What is the HAS-BLED Score?
The HAS-BLED score is a clinical tool used to estimate the 1-year risk of major bleeding in patients with atrial fibrillation (AF) who are being considered for, or are already taking, oral anticoagulation. It was derived from the Euro Heart Survey and is widely recommended in European and international cardiology guidelines. The acronym stands for Hypertension, Abnormal renal/liver function, Stroke, Bleeding history or predisposition, Labile INR, Elderly (>65), and Drugs/alcohol use.

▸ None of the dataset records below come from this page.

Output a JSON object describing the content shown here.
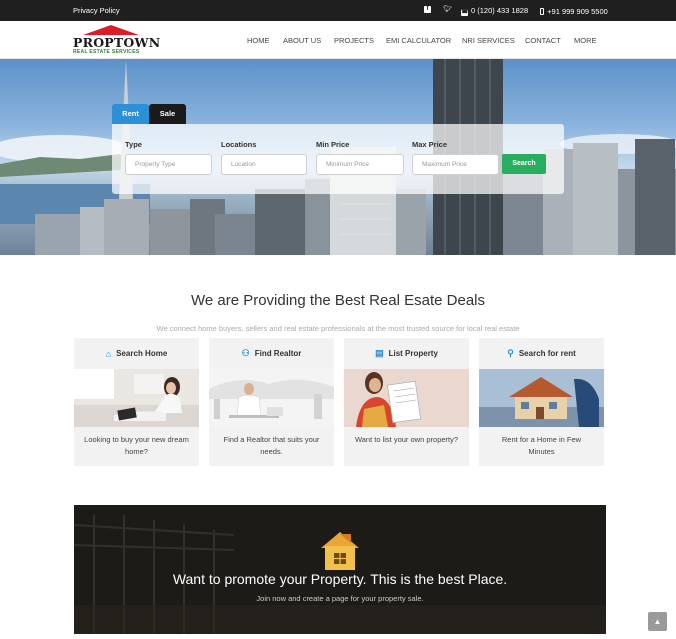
{
  "topbar": {
    "privacy": "Privacy Policy",
    "phone": "0 (120) 433 1828",
    "mobile": "+91 999 909 5500"
  },
  "logo": {
    "name": "PROPTOWN",
    "tagline": "REAL ESTATE SERVICES"
  },
  "nav": [
    "HOME",
    "ABOUT US",
    "PROJECTS",
    "EMI CALCULATOR",
    "NRI SERVICES",
    "CONTACT",
    "MORE"
  ],
  "search": {
    "tabs": [
      "Rent",
      "Sale"
    ],
    "fields": [
      {
        "label": "Type",
        "placeholder": "Property Type"
      },
      {
        "label": "Locations",
        "placeholder": "Location"
      },
      {
        "label": "Min Price",
        "placeholder": "Minimum Price"
      },
      {
        "label": "Max Price",
        "placeholder": "Maximum Price"
      }
    ],
    "button": "Search"
  },
  "section": {
    "title": "We are Providing the Best Real Esate Deals",
    "subtitle": "We connect home buyers, sellers and real estate professionals at the most trusted source for local real estate"
  },
  "cards": [
    {
      "title": "Search Home",
      "icon": "home-icon",
      "text": "Looking to buy your new dream home?"
    },
    {
      "title": "Find Realtor",
      "icon": "users-icon",
      "text": "Find a Realtor that suits your needs."
    },
    {
      "title": "List Property",
      "icon": "document-icon",
      "text": "Want to list your own property?"
    },
    {
      "title": "Search for rent",
      "icon": "key-icon",
      "text": "Rent for a Home in Few Minutes"
    }
  ],
  "promo": {
    "title": "Want to promote your Property. This is the best Place.",
    "subtitle": "Join now and create a page for your property sale."
  },
  "colors": {
    "accent": "#2d8fd6",
    "search_green": "#27ae60",
    "topbar": "#1f1f1f",
    "logo_red": "#d61f26"
  }
}
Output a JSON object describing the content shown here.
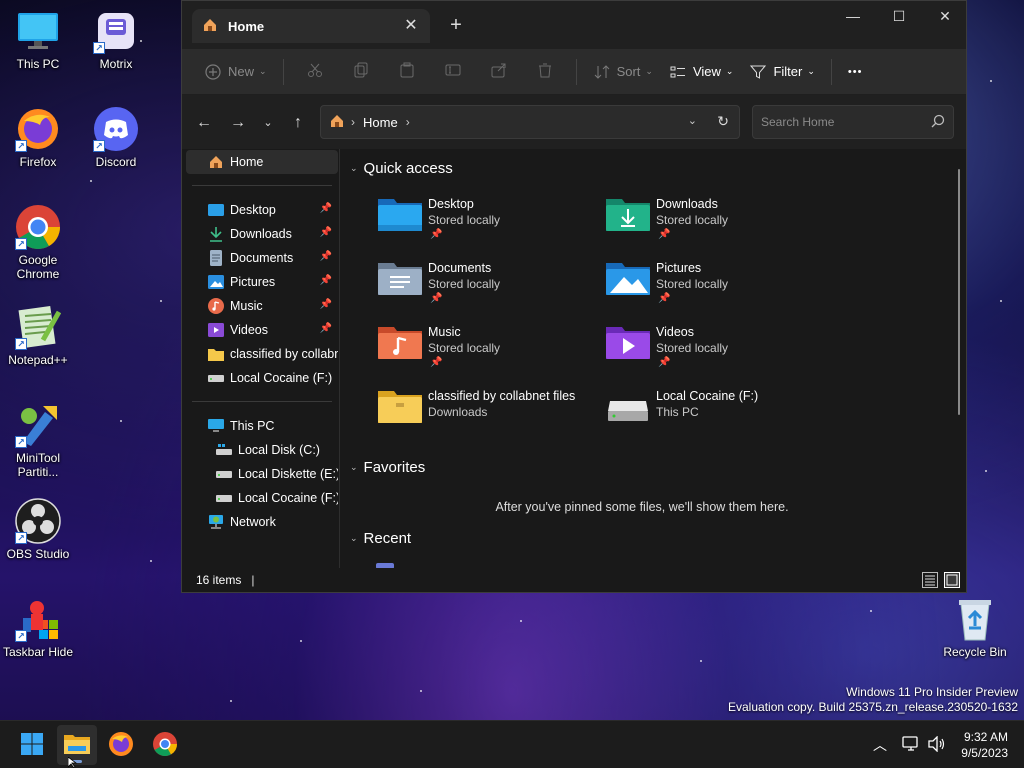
{
  "desktop": {
    "icons": [
      {
        "label": "This PC"
      },
      {
        "label": "Motrix"
      },
      {
        "label": "Firefox"
      },
      {
        "label": "Discord"
      },
      {
        "label": "Google Chrome"
      },
      {
        "label": "Notepad++"
      },
      {
        "label": "MiniTool Partiti..."
      },
      {
        "label": "OBS Studio"
      },
      {
        "label": "Taskbar Hide"
      },
      {
        "label": "Recycle Bin"
      }
    ],
    "watermark": {
      "line1": "Windows 11 Pro Insider Preview",
      "line2": "Evaluation copy. Build 25375.zn_release.230520-1632"
    }
  },
  "explorer": {
    "tab_title": "Home",
    "tab_close": "✕",
    "new_tab": "+",
    "window_controls": {
      "minimize": "—",
      "maximize": "☐",
      "close": "✕"
    },
    "toolbar": {
      "new_label": "New",
      "sort_label": "Sort",
      "view_label": "View",
      "filter_label": "Filter",
      "more_label": "•••"
    },
    "address": {
      "location": "Home",
      "search_placeholder": "Search Home"
    },
    "sidebar": {
      "home": "Home",
      "pinned": [
        {
          "label": "Desktop"
        },
        {
          "label": "Downloads"
        },
        {
          "label": "Documents"
        },
        {
          "label": "Pictures"
        },
        {
          "label": "Music"
        },
        {
          "label": "Videos"
        },
        {
          "label": "classified by collabnet files"
        },
        {
          "label": "Local Cocaine (F:)"
        }
      ],
      "this_pc": "This PC",
      "drives": [
        {
          "label": "Local Disk (C:)"
        },
        {
          "label": "Local Diskette (E:)"
        },
        {
          "label": "Local Cocaine (F:)"
        }
      ],
      "network": "Network"
    },
    "quick_access": {
      "heading": "Quick access",
      "items": [
        {
          "name": "Desktop",
          "sub": "Stored locally",
          "pinned": true,
          "icon": "desktop-folder-icon"
        },
        {
          "name": "Downloads",
          "sub": "Stored locally",
          "pinned": true,
          "icon": "downloads-folder-icon"
        },
        {
          "name": "Documents",
          "sub": "Stored locally",
          "pinned": true,
          "icon": "documents-folder-icon"
        },
        {
          "name": "Pictures",
          "sub": "Stored locally",
          "pinned": true,
          "icon": "pictures-folder-icon"
        },
        {
          "name": "Music",
          "sub": "Stored locally",
          "pinned": true,
          "icon": "music-folder-icon"
        },
        {
          "name": "Videos",
          "sub": "Stored locally",
          "pinned": true,
          "icon": "videos-folder-icon"
        },
        {
          "name": "classified by collabnet files",
          "sub": "Downloads",
          "pinned": false,
          "icon": "folder-icon"
        },
        {
          "name": "Local Cocaine (F:)",
          "sub": "This PC",
          "pinned": false,
          "icon": "drive-icon"
        }
      ]
    },
    "favorites": {
      "heading": "Favorites",
      "empty_message": "After you've pinned some files, we'll show them here."
    },
    "recent": {
      "heading": "Recent"
    },
    "status": {
      "item_count": "16 items"
    }
  },
  "taskbar": {
    "clock_time": "9:32 AM",
    "clock_date": "9/5/2023",
    "apps": [
      "start-icon",
      "file-explorer-icon",
      "firefox-icon",
      "chrome-icon"
    ]
  }
}
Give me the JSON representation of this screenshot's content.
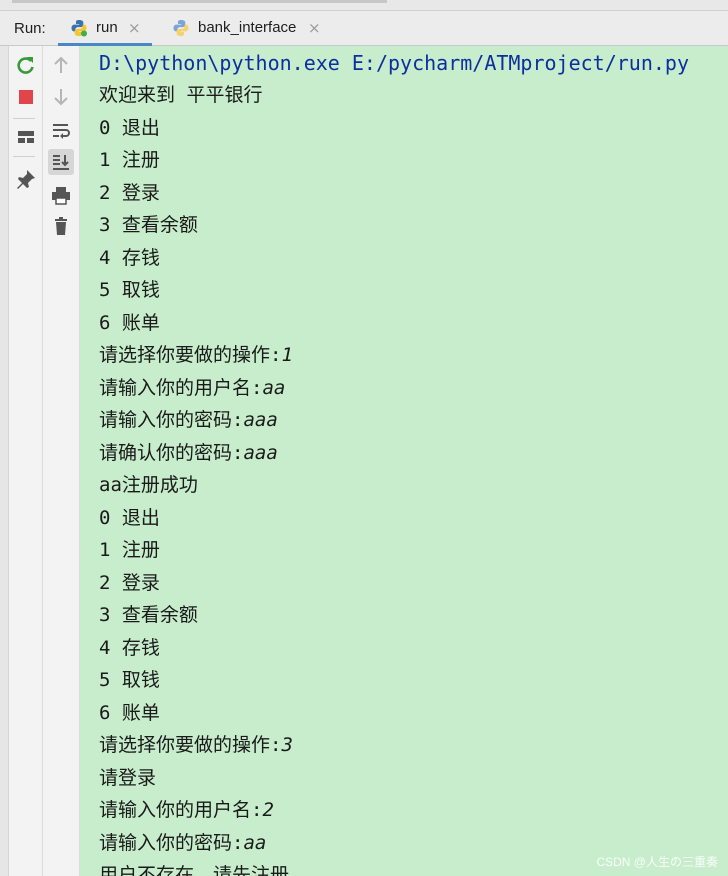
{
  "run_panel": {
    "label": "Run:",
    "tabs": [
      {
        "label": "run",
        "active": true
      },
      {
        "label": "bank_interface",
        "active": false
      }
    ],
    "close_glyph": "×"
  },
  "toolbar": {
    "rerun": "rerun-icon",
    "stop": "stop-icon",
    "layout": "layout-icon",
    "pin": "pin-icon",
    "up": "arrow-up-icon",
    "down": "arrow-down-icon",
    "soft_wrap": "soft-wrap-icon",
    "scroll_to_end": "scroll-to-end-icon",
    "print": "print-icon",
    "clear": "trash-icon"
  },
  "console": {
    "command": "D:\\python\\python.exe E:/pycharm/ATMproject/run.py",
    "lines": [
      {
        "text": "欢迎来到 平平银行",
        "input": ""
      },
      {
        "text": "0 退出",
        "input": ""
      },
      {
        "text": "1 注册",
        "input": ""
      },
      {
        "text": "2 登录",
        "input": ""
      },
      {
        "text": "3 查看余额",
        "input": ""
      },
      {
        "text": "4 存钱",
        "input": ""
      },
      {
        "text": "5 取钱",
        "input": ""
      },
      {
        "text": "6 账单",
        "input": ""
      },
      {
        "text": "请选择你要做的操作:",
        "input": "1"
      },
      {
        "text": "请输入你的用户名:",
        "input": "aa"
      },
      {
        "text": "请输入你的密码:",
        "input": "aaa"
      },
      {
        "text": "请确认你的密码:",
        "input": "aaa"
      },
      {
        "text": "aa注册成功",
        "input": ""
      },
      {
        "text": "0 退出",
        "input": ""
      },
      {
        "text": "1 注册",
        "input": ""
      },
      {
        "text": "2 登录",
        "input": ""
      },
      {
        "text": "3 查看余额",
        "input": ""
      },
      {
        "text": "4 存钱",
        "input": ""
      },
      {
        "text": "5 取钱",
        "input": ""
      },
      {
        "text": "6 账单",
        "input": ""
      },
      {
        "text": "请选择你要做的操作:",
        "input": "3"
      },
      {
        "text": "请登录",
        "input": ""
      },
      {
        "text": "请输入你的用户名:",
        "input": "2"
      },
      {
        "text": "请输入你的密码:",
        "input": "aa"
      },
      {
        "text": "用户不存在，请先注册",
        "input": ""
      }
    ]
  },
  "watermark": "CSDN @人生の三重奏",
  "colors": {
    "console_bg": "#c7edcc",
    "command_text": "#0b2f9e",
    "tab_underline": "#4a86c8"
  }
}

How to use this calculator
Tick each clinical factor that applies to your patient. Most factors score 1 point. Two categories are split into separate items: abnormal renal function and abnormal liver function each score 1 point (so a patient with both scores 2), and the drugs and alcohol items each score 1 point. The calculator adds the ticked items to give a total from 0 to 9 and assigns a risk category.
The formula explained
$$\text{Score} = H + A_{renal} + A_{liver} + S + B + L + E + D_{drugs} + D_{alcohol}$$ Each component contributes 0 or 1 point: $$\text{Score} = \sum_{i=1}^{9} x_i, \quad x_i \in \{0,1\}$$ A score of 0–1 is considered low risk, 2 is moderate, and 3 or more indicates high bleeding risk where extra caution and regular review are advised — though a high score is not by itself a reason to withhold anticoagulation.
Worked example
A 72-year-old man with uncontrolled hypertension, a previous major bleed, and regular NSAID use scores: $$\text{Hypertension}\,(1) + \text{Elderly} > 65\,(1) + \text{Bleeding}\,(1) + \text{Drugs}\,(1) = 4 \text{ points}$$ 4 points, placing him in the high-risk category.
FAQ
Does a high HAS-BLED score mean I should stop anticoagulation? No. It flags patients who need closer monitoring and modification of correctable risk factors (e.g. blood pressure, alcohol, NSAIDs), not automatic withdrawal of therapy.
What is the maximum score? The maximum is 9 points because abnormal renal/liver and drugs/alcohol are each counted as two separate 1-point items.
Is this a diagnosis? No. It is a risk-stratification aid for clinicians and does not replace individual clinical judgement.